A new TV show is launching in Japan that will use cute girl "idols" to introduce the concept of cryptocurrency and blockchain to a consumer audience, allowing the audience to vote for the girls they like.
The BitGirls TV show is a new reality programme starting on 2 October that will feature 10 young women. The contestants will perform on the show, wearing a variety of costumes and showcasing different talents including balloon art, car racing and plastic model-building.
Each girl is essentially a cryptocurrency, and the audience can support their favourite girl by purchasing her personal tokens, known as "Torekabu" – an amalgamation of the Japanese words "Toreka" (trading cards) and "Kabu" (stocks and shares). Just like in the real world, popularity of certain girls on the show over others will affect the price of the tokens, meaning that certain girls' tokens will have a higher value than others.
Ideally, the show's producers – Osaka-based cryptocurrency exchange platform Zaif Exchange – would like to create a live TV experience similar to that of The X Factor or Britain's Got Talent, whereby the public pays every time they vote on a contestant, and fans are willing to shell out to ensure that their favourite wins, as well as to prevent her cryptocurrency price from falling.
Not only that, but the audience can influence the content and activities in future episodes by voting using free tokens given out by the show, in a bid to explain how transparent voting is possible using decentralised bitcoin blockchain technology.
Capitalising on the lucrative Japanese idol market
How does the blockchain work?
A blockchain is a shared ledger of transactions in a database used to verify all transactions relating to the virtual currency bitcoin.
It is possible thanks to a combination of computer science concepts including distributed consensus algorithms, state machine replication, peer-to peer networking protocols and cryptography.
A copy of the blockchain is held by all the computers on the same network (known as "nodes"), and as transactions occur the blockchain is constantly updated and verified by the network with the data time-stamped into blocks.
The shared data blocks are links in an encrypted chain that is both tamper-proof and completely auditable.
"As you know securitisation is regulated everywhere and it has been very hard even to simulate it for entertainment. Even in Japan, there are a lot of projects which have tried to securitise from anime movies to girl pop groups, but it didn't fly that much because those regulations would always affect the fun part of it. Now, tokenisation and initial coin offerings [ICO] have come instead of securitisation," Takao Asayama, CEO of Tech Bureau Corp, the parent firm of Zaif Exchange, told Coin Telegraph.
"We are making the first case of 'Web2TV 2 Web' loop, where voting on the Internet decides the content of TV shows, then the result of these TV shows will affect the market cap and the voting system of the BitGirls members."
Idols have become a huge social phenomenon and a multi-million-dollar industry in Japanese pop culture. The term usually refers to young manufactured aspiring starlets that are marketed to be admired for their cuteness, sweetness and innocence.

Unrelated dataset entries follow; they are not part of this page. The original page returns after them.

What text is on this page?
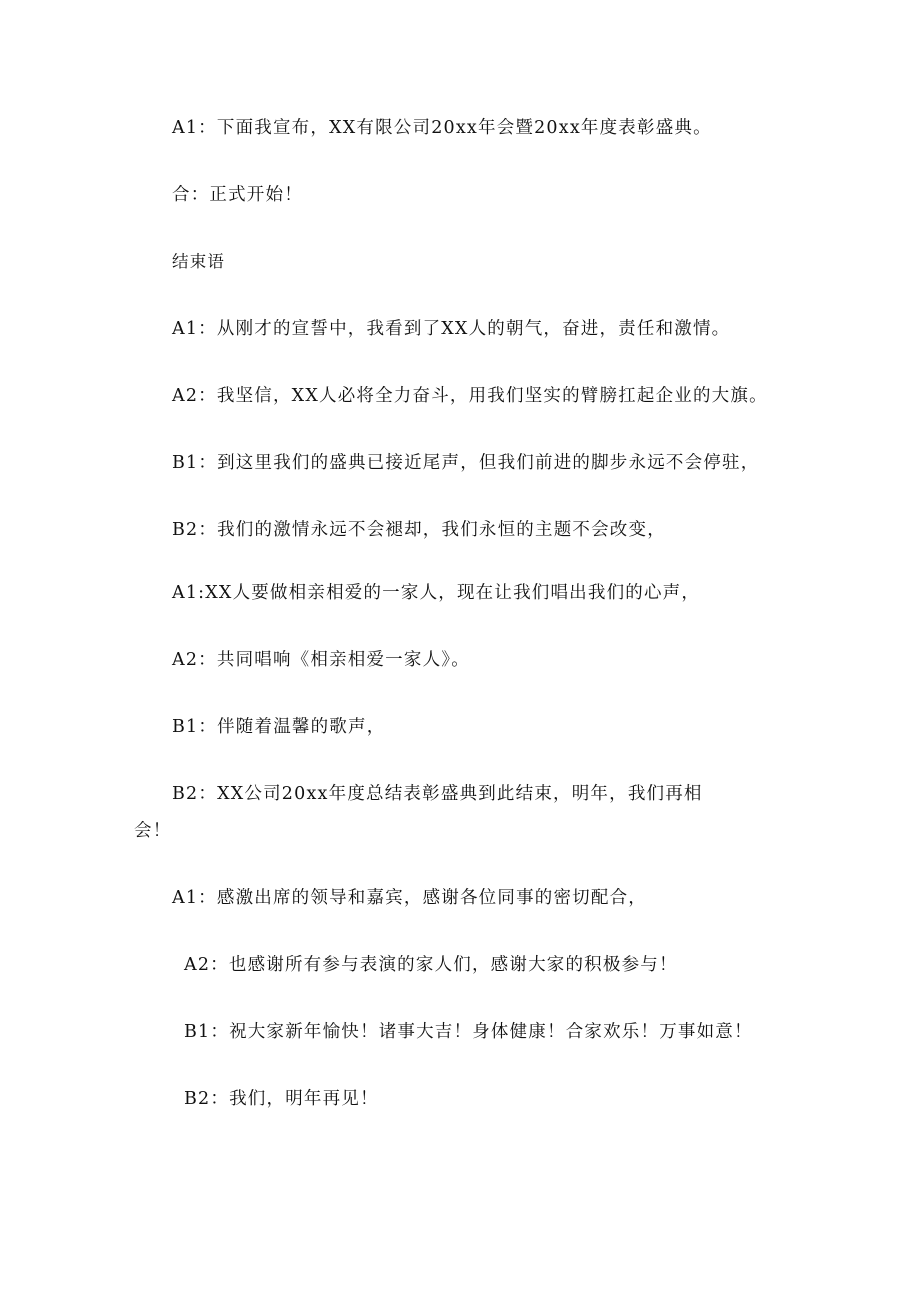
A1：下面我宣布，XX有限公司20xx年会暨20xx年度表彰盛典。
合：正式开始！
结束语
A1：从刚才的宣誓中，我看到了XX人的朝气，奋进，责任和激情。
A2：我坚信，XX人必将全力奋斗，用我们坚实的臂膀扛起企业的大旗。
B1：到这里我们的盛典已接近尾声，但我们前进的脚步永远不会停驻，
B2：我们的激情永远不会褪却，我们永恒的主题不会改变，
A1:XX人要做相亲相爱的一家人，现在让我们唱出我们的心声，
A2：共同唱响《相亲相爱一家人》。
B1：伴随着温馨的歌声，
B2：XX公司20xx年度总结表彰盛典到此结束，明年，我们再相
会！
A1：感激出席的领导和嘉宾，感谢各位同事的密切配合，
A2：也感谢所有参与表演的家人们，感谢大家的积极参与！
B1：祝大家新年愉快！诸事大吉！身体健康！合家欢乐！万事如意！
B2：我们，明年再见！
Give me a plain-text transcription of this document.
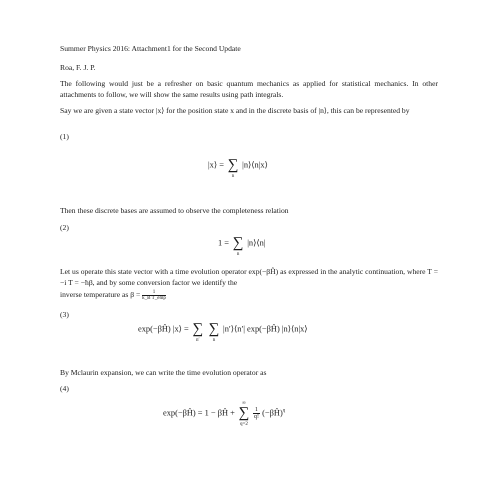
Summer Physics 2016: Attachment1 for the Second Update
Roa, F. J. P.
The following would just be a refresher on basic quantum mechanics as applied for statistical mechanics. In other attachments to follow, we will show the same results using path integrals.
Say we are given a state vector |x⟩ for the position state x and in the discrete basis of |n⟩, this can be represented by
(1)
|x⟩ = ∑
n
|n⟩⟨n|x⟩
Then these discrete bases are assumed to observe the completeness relation
(2)
1 = ∑
n
|n⟩⟨n|
Let us operate this state vector with a time evolution operator exp(−βĤ) as expressed in the analytic continuation, where T = −i T = −ħβ, and by some conversion factor we identify the
inverse temperature as β =	1
k_B T_emp
(3)
exp(−βĤ) |x⟩ = ∑
n′

∑
n
|n′⟩⟨n′| exp(−βĤ) |n⟩⟨n|x⟩
By Mclaurin expansion, we can write the time evolution operator as
(4)
exp(−βĤ) = 1 − βĤ +
∞
∑
q=2

$\frac{1}{q!}$ (−βĤ)$^q$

They are usually teenagers and young adult men and women with no prior experience in the entertainment industry, who are discovered and become media personalities if the public likes them, such as panellists on a variety program, pop singers (like members of the music group AKB48), magazine and billboard models or bit-part actors.
Typically, idols are not considered to be seriously talented musicians, actors or singers, but they can command huge audiences of adoring fans who follow their every move and buy all their merchandise, as they encapsulate the dream of the girl or boy next door who trains to become a big star. It is seen as important for idols to maintain a squeaky clean public image and hide romantic relationships in order to seem perennially accessible to their fans.
By tying cryptocurrencies to the wannabe idol contestants, Zaif Exchange is hoping to increase interest in investing in digital currencies, and to help heal the bad impression left by the failed Tokyo-based bitcoin exchange Mt Gox, which went bankrupt in February 2014.